Production of the ventilators is expected to begin next week at a Ford facility in Michigan. The companies are expected to produce all the ventilators by July 13, according to the Department of Health and Human Services.
According to the terms in the announcement, each ventilator would cost $6,720. That's nearly $10,000 below a previous federal contract for 30,000 ventilators at $489.4 million, or about $16,300 per unit, with General Motors and Washington-based Ventec Life Systems.
Ventilators have a wide-range of pricing from thousands of dollars to tens of thousands. The GM-Ventec one is a more advanced critical care ventilator that delivers precise air. It has different settings to help improve blood-oxygen levels in someone suffering from acute respiratory distress syndrome and wean them off the ventilator.
The federal contract is the second for GE Healthcare regarding ventilator production. Earlier in the week, a deal was announced for 2,410 ventilators for $64.1 million, or about $26,600 per unit.
A Ford spokesman said production of the ventilators will be done at-cost. GM also said it would not be profiting from its ventilator production.
Tom Westrick, vice president and chief quality officer of GE Healthcare, previously said the more "basic" ventilators are "well-suited to address the urgent needs during the Covid crisis."
Ford, in an emailed statement, said it appreciates "the federal government's action and will continue to work closely with the administration to meet the immediate needs of coronavirus patients."
The ventilator Ford and GE are producing is being licensed from Florida-based Airon Corp., a small, privately held company specializing in high-tech pneumatic life support products.

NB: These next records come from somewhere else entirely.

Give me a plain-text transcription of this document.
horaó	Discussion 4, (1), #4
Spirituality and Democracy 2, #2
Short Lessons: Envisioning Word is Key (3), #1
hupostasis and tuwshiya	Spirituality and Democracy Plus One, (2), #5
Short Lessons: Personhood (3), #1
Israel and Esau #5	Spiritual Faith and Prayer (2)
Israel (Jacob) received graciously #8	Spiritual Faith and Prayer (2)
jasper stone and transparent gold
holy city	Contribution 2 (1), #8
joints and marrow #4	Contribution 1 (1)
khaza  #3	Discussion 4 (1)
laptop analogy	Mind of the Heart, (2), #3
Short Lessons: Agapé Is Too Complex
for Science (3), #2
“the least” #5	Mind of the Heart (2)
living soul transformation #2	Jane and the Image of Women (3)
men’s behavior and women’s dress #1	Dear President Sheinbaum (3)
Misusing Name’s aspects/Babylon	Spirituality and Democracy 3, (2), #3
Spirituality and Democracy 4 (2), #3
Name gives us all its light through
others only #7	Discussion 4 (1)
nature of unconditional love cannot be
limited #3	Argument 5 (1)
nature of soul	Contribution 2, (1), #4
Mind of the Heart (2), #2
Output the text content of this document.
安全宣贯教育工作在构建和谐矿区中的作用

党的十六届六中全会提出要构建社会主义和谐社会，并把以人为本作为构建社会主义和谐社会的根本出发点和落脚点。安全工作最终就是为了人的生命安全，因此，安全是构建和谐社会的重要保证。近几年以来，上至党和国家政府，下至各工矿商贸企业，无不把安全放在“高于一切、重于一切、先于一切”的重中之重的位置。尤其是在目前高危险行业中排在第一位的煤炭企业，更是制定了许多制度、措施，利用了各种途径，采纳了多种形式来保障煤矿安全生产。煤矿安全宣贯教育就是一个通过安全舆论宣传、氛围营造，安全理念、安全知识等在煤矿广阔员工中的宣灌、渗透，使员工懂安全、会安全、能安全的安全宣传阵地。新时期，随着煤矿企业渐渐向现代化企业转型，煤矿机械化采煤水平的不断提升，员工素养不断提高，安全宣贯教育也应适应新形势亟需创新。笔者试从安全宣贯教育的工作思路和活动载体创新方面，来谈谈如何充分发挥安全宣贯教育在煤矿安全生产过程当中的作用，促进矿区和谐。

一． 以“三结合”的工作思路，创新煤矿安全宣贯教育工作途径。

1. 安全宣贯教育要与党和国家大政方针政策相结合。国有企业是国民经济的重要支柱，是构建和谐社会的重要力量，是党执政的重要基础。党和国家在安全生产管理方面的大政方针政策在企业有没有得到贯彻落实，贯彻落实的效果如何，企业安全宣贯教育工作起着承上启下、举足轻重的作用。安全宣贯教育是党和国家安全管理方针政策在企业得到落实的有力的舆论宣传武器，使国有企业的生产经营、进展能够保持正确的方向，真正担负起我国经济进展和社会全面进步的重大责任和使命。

The devices operate on air pressure without the need for electricity.
The federal contract is the second for GE Healthcare regarding ventilator production. Earlier in the week, a deal was announced for 2,410 ventilators for $64.1 million.
A GE spokeswoman, in an emailed statement, said the company is "pleased to support the U.S. government and help meet the unprecedented demand for this life-saving medical equipment."
The Department of Health and Human Services said it has finalized contracts to produce or acquire more than 41,000 ventilators by the end of May, and over 187,000 ventilators by the end of the year.
"These companies and their incredibly dedicated workers will ensure that our country can provide our hospitals and healthcare providers with the ventilators needed to sustain and save lives during this pandemic," Secretary of Health and Human Services Alex Azar said in a release.
Shares of Ford were down 1.6% during trading Thursday afternoon to $4.94, while shares of GE were down 3.2% to $6.30.